The Supreme Court of Missouri, Pollard v. Board of Police Comm’rs, supra, 342, rejected the equal-protection argument rather summarily, citing only our opinion in Otten v. Schicker, supra. But Otten involved an alleged discrimination between police officers on the one hand and other public employees on the other. That kind of distinction is easier to draw and to justify than a distinction between police officers in one city and police officers in another. In addition, this kind of classification, affecting as it does First Amendment rights, may require more than simply a rational basis to withstand constitutional attack. In short, the issue should be developed further on remand.

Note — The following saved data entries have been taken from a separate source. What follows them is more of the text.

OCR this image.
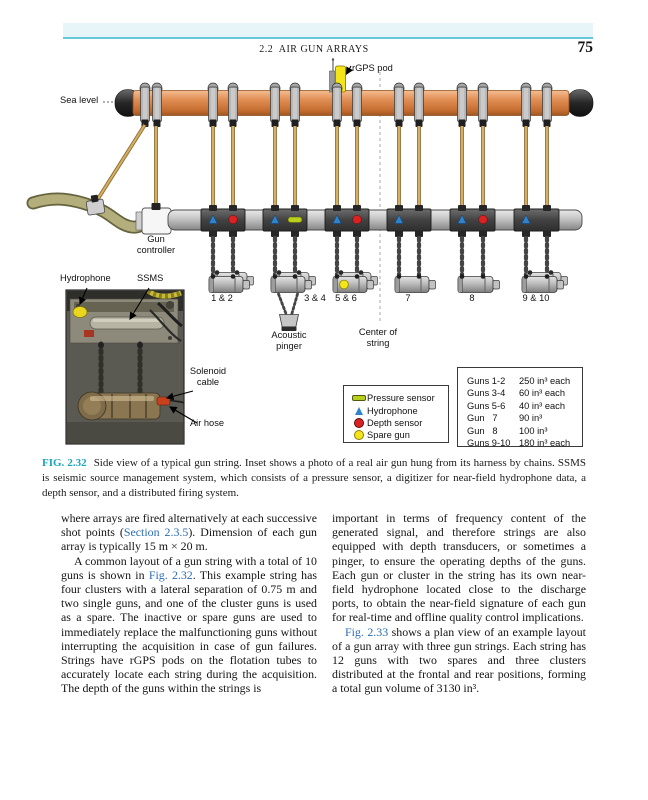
2.2  AIR GUN ARRAYS	75
Sea level
rGPS pod
Gun controller
Hydrophone	SSMS
Solenoid cable
Air hose
Acoustic pinger
Center of string
1 & 2	3 & 4 5 & 6	7	8	9 & 10
Pressure sensor
Hydrophone
Depth sensor
Spare gun
Guns 1-2 250 in³ each
Guns 3-4 60 in³ each
Guns 5-6 40 in³ each
Gun   7 90 in³
Gun   8 100 in³
Guns 9-10 180 in³ each
FIG. 2.32 Side view of a typical gun string. Inset shows a photo of a real air gun hung from its harness by chains. SSMS is seismic source management system, which consists of a pressure sensor, a digitizer for near-field hydrophone data, a depth sensor, and a distributed firing system.

where arrays are fired alternatively at each successive shot points (Section 2.3.5). Dimension of each gun array is typically 15 m × 20 m.

A common layout of a gun string with a total of 10 guns is shown in Fig. 2.32. This example string has four clusters with a lateral separation of 0.75 m and two single guns, and one of the cluster guns is used as a spare. The inactive or spare guns are used to immediately replace the malfunctioning guns without interrupting the acquisition in case of gun failures. Strings have rGPS pods on the flotation tubes to accurately locate each string during the acquisition. The depth of the guns within the strings is

important in terms of frequency content of the generated signal, and therefore strings are also equipped with depth transducers, or sometimes a pinger, to ensure the operating depths of the guns. Each gun or cluster in the string has its own near-field hydrophone located close to the discharge ports, to obtain the near-field signature of each gun for real-time and offline quality control implications.

Fig. 2.33 shows a plan view of an example layout of a gun array with three gun strings. Each string has 12 guns with two spares and three clusters distributed at the frontal and rear positions, forming a total gun volume of 3130 in³.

The judgment is reversed, and the cause remanded for further proceedings on the equal-protection claim in accordance with this opinion.

It is so ordered.

. Mo.Rev.Stat. § 84.830, Police department— prohibited activities — penalties (Kansas City), provides in relevant part:

No officer or employee in the service of said police department shall directly or indirectly give, pay, lend, or contribute any part of his salary or compensation or any money or other valuable thing to any person on account of, or to be applied to, the promotion of any *545political party, political club, or any political purpose whatever.

Section 84.830(1) applies to Missouri cities with 300,000 to 700,000 inhabitants, Mo.Rcv.Stat. § 84.350, but is specifically classified under the heading “PROVISIONS APPLICABLE TO KANSAS CITY.” Only Kansas City falls in the specified population range.

. Contributions were permitted by paragraph (a)(8) of the section referred to. The regulations quoted by the Supreme Court thus used the term "activity” to include contributions.